The two treatments were found to be equally effective, with only 12.5 percent of subjects in the written exposure group dropping out before completing the course of treatment compared to 35.6 percent in the long-term exposure group. In 2018, a study by the same team found written exposure therapy to be as effective as another first-line or most highly recommended PTSD treatment, cognitive processing therapy.
Denise Sloan, a psychologist who helped develop the treatment and author of the study, said it’s easier to write down traumatic memories when you’re embarrassed or embarrassed about what happened to you. Some people may become, he said. She said patients were asked to write by hand, which took longer and allowed them to work on their memory.
“It’s a slow process that allows you to better think about ‘what happened next, who was there and what they said’ because you’re writing about it.” said Dr. Sloan, Associate Director of Behavioral Sciences. Division of the National PTSD Center. “Everything is slower than just saying it out loud.”
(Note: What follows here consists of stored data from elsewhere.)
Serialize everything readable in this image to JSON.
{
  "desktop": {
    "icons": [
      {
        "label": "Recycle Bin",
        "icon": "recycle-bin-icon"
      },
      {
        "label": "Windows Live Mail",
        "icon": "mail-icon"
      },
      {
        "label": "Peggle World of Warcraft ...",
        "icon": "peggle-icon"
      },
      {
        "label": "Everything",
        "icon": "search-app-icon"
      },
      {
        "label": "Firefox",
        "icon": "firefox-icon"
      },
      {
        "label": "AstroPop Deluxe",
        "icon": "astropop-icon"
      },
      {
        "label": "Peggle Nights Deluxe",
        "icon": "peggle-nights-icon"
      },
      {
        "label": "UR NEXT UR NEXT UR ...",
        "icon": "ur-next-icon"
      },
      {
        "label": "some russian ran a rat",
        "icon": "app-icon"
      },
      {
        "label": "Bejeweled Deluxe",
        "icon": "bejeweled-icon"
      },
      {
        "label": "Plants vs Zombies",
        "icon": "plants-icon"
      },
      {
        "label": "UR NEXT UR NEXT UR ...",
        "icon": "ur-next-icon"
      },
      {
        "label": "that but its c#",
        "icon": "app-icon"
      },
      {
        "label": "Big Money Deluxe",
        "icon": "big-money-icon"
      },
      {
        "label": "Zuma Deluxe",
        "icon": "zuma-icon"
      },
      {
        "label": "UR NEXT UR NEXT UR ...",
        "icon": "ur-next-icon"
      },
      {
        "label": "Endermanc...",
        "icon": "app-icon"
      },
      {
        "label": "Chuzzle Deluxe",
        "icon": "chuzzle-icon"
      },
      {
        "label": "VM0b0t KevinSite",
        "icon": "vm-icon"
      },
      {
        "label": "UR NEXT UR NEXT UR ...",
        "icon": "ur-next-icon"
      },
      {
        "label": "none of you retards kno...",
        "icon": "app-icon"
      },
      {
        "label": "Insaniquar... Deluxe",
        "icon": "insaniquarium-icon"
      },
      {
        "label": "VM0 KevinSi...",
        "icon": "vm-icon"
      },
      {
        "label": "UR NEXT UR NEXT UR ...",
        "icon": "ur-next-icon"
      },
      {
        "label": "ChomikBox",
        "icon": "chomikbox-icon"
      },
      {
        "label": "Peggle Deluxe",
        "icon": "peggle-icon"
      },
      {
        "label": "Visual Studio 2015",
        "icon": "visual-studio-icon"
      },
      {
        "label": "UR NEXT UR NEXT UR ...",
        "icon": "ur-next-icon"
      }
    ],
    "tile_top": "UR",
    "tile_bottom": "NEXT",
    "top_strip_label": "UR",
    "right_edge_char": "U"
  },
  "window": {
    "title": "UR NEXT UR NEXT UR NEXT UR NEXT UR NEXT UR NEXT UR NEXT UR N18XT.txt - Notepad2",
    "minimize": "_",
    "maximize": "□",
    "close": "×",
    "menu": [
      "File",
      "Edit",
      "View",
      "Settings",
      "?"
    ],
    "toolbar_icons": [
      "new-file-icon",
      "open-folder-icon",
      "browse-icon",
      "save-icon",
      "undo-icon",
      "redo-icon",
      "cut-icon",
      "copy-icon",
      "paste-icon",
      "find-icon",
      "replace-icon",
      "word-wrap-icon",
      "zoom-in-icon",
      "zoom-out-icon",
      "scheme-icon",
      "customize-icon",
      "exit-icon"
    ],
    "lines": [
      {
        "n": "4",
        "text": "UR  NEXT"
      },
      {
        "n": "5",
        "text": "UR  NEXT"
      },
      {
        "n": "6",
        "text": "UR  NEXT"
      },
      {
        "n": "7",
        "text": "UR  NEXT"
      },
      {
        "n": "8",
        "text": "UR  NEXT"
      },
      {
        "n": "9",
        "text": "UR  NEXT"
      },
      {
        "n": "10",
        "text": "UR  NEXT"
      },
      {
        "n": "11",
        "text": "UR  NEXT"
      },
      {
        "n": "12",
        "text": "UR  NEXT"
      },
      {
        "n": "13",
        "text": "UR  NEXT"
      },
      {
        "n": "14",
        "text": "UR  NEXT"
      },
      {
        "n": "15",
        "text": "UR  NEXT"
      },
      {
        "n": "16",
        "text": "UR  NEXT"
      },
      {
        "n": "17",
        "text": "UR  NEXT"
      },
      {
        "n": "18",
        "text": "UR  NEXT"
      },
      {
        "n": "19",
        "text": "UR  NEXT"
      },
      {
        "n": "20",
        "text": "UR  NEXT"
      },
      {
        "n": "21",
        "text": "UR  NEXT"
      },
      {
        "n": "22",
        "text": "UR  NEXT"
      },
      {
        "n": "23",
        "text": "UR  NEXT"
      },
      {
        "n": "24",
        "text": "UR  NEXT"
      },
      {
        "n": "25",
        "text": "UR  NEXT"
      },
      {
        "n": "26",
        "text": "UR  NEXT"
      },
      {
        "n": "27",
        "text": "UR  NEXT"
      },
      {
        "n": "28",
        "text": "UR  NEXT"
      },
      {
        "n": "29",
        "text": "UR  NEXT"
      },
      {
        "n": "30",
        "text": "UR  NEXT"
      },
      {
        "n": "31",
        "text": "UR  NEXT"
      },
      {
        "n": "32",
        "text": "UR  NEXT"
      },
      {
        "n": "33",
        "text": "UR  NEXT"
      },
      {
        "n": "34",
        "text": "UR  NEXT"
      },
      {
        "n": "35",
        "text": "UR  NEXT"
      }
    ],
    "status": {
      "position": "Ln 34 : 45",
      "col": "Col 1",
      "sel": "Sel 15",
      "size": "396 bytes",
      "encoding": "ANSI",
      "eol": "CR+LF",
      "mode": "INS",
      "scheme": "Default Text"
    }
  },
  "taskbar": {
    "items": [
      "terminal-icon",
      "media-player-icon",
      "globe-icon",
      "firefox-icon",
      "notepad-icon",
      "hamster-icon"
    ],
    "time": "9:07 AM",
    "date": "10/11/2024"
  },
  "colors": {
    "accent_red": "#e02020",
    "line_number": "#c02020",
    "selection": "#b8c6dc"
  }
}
The therapy was inspired by the work of Texas psychologist James Pennebaker, who began experimenting with what he called “expressive writing” in the 1980s, and regularly wrote about negative experiences in life. They found that those who wrote positively had stronger immunity and visited less frequently. to the doctor.
The first study of written exposure therapy as a treatment for PTSD was published in 2012. Dr. Sloan says it works just like other trauma-focused treatments. This means that clients can work with traumatic memories by alleviating fears and avoidance, and recognizing misconceptions such as guilt.
why it matters
Cognitive processing therapy and long-term exposure therapy, the two most highly recommended treatments by the Department of Veterans Affairs and the Department of Defense, have been widely used since the 1980s and are backed by a wealth of research. A new method, eye movement desensitization and reprocessing, is rapidly gaining popularity.
But all three are time consuming, requiring 60-90 minute sessions over three months. Studies show that a large number of patients (on average 20 percent, sometimes as high as 50 percent) drop out before completing a course of treatment.
Dr. Sloan says written exposure therapy appears to have similar benefits in fewer sessions.
“There are a lot of people who need mental health treatment and we can’t meet the demand,” she said. “We need to rethink what we are doing and how much we need to get good results because most people get 12 to 16 treatments. because you can’t.”
Data on the effectiveness of written exposure therapy are still emerging.
Studies comparing cognitive processing therapy and long-term exposure therapy are non-inferiority trials designed to show that new treatments are no worse than established treatments, and are designed to determine superiority. “It’s not as scientifically rigorous” as the exam, he said. Barbara Rothbaum, one of the developers of long-term exposure therapy. She added that the dropout rate at her clinic at Emory University was about 10 percent.
There’s a reason talk therapy has been so successful in treating PTSD, she said.
“There is inherent healing in saying out loud the worst, scariest, most embarrassing, most shameful moments of your life to another human being trying to help,” she said. “Do I have to? No.”
Written exposure therapy is not approved as a first-line intervention in the latest VA and Department of Defense clinical practice guidelines, Sloan said, largely because of the small number of published studies examining it. said Dr.
Things are likely to change in the next two years as many large trials are completed, she said. Clinicians will also need to get used to the idea of using text in addition to voice to interact with patients about painful subjects.
“Some people find this intimidating because it challenges the core of what they do,” she says. “It goes against what they think is important in therapy.”